Synthetic pathway of a Cu2ZnSnS4 powder using low temperature annealing
of nanostructured binary sulfides
N. S. Kozhevnikova1, A. S. Vorokh1, O.I. Gyrdasova1, I. V. Baklanova1, A.N. Titov2'3, M. V. Kuznetsov1
1 Institute of Solid State Chemistry of Ural Branch of Russian Academy of Sciences, 620990, Pervomayskaya str. 91, Ekaterinburg, Russian Federation 2Ural Federal University, 620002, Mira str. 19, Ekaterinburg, Russian Federation 3Mikheev Institute of Metal Physics of Ural Branch of Russian Academy of Sciences, 620108, S. Kovalevskaya str.18, Ekaterinburg, Russian Federation [email protected], [email protected], [email protected], [email protected], [email protected], [email protected]
PACS 81.05.Hd, 81.07.Bc, 81.16.Be, 81.10.Jt DOI 10.17586/2220-8054-2017-8-6-787-792
Cost-effective route to quaternary Cu2ZnSnS4 nanostructured powder fabrication was developed by utilizing a two-step approach.
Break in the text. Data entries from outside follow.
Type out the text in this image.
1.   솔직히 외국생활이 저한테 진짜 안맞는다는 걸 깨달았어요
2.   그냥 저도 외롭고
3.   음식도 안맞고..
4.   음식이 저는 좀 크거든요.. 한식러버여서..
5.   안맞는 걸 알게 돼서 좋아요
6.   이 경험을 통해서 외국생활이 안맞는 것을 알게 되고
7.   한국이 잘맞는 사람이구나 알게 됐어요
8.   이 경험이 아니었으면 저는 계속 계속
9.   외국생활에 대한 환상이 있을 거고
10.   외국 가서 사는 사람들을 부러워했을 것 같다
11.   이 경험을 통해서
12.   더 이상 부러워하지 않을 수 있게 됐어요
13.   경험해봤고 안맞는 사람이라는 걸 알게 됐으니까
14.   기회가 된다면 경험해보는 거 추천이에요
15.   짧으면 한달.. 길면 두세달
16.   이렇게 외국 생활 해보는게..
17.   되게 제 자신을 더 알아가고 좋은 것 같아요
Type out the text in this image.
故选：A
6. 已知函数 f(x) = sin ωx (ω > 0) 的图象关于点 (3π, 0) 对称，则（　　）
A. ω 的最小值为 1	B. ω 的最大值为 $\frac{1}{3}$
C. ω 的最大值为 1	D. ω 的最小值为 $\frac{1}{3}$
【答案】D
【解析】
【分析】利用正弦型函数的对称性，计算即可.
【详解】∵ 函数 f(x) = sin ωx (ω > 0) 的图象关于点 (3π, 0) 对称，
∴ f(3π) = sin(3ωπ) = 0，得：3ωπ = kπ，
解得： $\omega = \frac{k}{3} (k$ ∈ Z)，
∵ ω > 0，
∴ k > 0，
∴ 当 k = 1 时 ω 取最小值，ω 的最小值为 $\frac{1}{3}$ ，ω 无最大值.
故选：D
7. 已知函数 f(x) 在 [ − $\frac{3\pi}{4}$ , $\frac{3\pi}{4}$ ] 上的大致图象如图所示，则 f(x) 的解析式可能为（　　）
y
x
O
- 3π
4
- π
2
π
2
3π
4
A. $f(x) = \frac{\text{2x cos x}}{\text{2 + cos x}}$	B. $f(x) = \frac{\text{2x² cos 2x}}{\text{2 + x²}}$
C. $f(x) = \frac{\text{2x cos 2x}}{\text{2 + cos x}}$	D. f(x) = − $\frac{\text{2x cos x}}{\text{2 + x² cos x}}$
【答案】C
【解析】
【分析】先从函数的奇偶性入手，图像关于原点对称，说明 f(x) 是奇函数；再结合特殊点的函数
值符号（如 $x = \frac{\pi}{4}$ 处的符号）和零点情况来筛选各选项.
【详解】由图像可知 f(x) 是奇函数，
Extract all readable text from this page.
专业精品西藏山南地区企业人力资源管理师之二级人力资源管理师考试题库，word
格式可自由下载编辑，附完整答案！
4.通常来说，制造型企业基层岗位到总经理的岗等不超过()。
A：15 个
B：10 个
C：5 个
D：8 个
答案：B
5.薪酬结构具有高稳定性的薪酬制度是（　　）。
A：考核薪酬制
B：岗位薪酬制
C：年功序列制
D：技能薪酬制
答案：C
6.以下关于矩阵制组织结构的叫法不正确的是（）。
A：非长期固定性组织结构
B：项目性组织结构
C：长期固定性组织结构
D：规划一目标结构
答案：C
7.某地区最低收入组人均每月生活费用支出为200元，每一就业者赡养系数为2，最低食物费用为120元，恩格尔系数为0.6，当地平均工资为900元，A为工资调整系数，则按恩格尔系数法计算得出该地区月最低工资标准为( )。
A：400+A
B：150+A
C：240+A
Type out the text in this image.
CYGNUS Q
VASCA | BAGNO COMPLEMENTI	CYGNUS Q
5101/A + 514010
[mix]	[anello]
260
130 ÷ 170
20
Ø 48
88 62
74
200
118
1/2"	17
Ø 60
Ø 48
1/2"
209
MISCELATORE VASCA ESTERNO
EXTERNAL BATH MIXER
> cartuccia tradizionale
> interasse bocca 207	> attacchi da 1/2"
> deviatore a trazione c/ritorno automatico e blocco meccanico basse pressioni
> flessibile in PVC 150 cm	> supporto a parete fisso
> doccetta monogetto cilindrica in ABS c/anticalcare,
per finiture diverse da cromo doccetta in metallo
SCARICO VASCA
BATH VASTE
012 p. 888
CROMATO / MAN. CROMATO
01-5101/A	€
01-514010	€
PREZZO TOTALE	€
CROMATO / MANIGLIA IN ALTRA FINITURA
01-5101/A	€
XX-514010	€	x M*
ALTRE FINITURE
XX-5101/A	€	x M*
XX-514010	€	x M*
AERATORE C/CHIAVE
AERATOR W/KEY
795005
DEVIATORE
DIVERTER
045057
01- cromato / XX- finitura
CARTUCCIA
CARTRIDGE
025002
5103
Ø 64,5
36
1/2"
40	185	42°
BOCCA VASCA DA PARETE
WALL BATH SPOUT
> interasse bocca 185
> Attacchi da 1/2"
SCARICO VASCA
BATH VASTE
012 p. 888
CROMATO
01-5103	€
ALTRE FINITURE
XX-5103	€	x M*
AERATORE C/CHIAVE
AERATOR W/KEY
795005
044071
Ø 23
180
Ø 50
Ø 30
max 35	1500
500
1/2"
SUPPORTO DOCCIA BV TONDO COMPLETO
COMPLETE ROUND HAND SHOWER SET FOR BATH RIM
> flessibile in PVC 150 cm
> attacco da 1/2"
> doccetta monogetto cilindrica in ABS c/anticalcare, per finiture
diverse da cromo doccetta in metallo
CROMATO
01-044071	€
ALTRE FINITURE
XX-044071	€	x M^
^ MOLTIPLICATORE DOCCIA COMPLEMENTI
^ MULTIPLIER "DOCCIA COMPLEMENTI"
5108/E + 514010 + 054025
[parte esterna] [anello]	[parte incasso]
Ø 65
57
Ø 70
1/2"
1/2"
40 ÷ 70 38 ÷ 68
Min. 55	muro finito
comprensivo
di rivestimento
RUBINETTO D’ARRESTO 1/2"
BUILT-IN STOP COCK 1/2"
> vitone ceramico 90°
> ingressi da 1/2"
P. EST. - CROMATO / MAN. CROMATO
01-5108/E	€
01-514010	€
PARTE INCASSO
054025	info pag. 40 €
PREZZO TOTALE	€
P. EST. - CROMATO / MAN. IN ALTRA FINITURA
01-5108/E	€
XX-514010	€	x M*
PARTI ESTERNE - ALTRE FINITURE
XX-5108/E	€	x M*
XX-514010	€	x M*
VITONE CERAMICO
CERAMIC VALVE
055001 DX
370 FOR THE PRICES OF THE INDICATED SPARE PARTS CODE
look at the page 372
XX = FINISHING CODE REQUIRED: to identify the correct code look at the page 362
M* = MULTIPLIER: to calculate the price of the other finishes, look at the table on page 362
In the first stage, nanostructured binary sulfides Cu2S, ZnS, and SnS were synthesized by chemical bath deposition. In the second stage, ternary sulfide Cu2ZnSnS4 was obtained by low-temperature annealing of binary sulfides' mixtures at 70 and 300 °C. The compounds obtained on both stages were investigated by X-ray diffraction, scanning electron microscopy, optical absorbance and Raman spectroscopy. On the basis of our findings, we established that Cu2ZnSnS4 phase has already formed at 300 °C. The synthetic pathway revealed in this work allows reducing the temperature of Cu2 ZnSnS4 synthesis and as a result, offers the possibility of reducing the manufacturing costs. This work was supported by the Russian Foundation for Basic Research (grant No. 16-03-00566), UrB RAS (grant No.15-20-3-11). Keywords: nanopowder, CZTS, metal sulfides, low temperature annealing. Received: 23 November 2017 Revised: 27 November 2017
1. Introduction
Earth abundant kesterite copper-zinc-tin-sulfide Cu2ZnSnS4 (CZTS) is considered as cost-effective material for next generation solar cells. CZTS, a quaternary chalcogenide p-type semiconductor, is actively studied as a photovoltaic material due to its high absorption coefficient (^104 cm-1), optimal direct band energy of ~1.0-1.5 eV, as well as being composed of naturally abundant and nontoxic elements [1] In other words, CZTS contains non-toxic and cheap Zn and Sn, the production volume of which exceeds 20,000 and 500 times the volume of In production [2]. The similarity of the CZTS crystal structure and physical properties with CuInxGa(1-x) Se2 (CIGS) allows production of solar cells by simply replacing the CIGS layer with a CZTS layer without developing a new technology [3-5]. The efficiency increase of solar cells prototypes based on CZTS was increased from 6.7 % [6] in 2009 to 10.1 % in 2011 [4].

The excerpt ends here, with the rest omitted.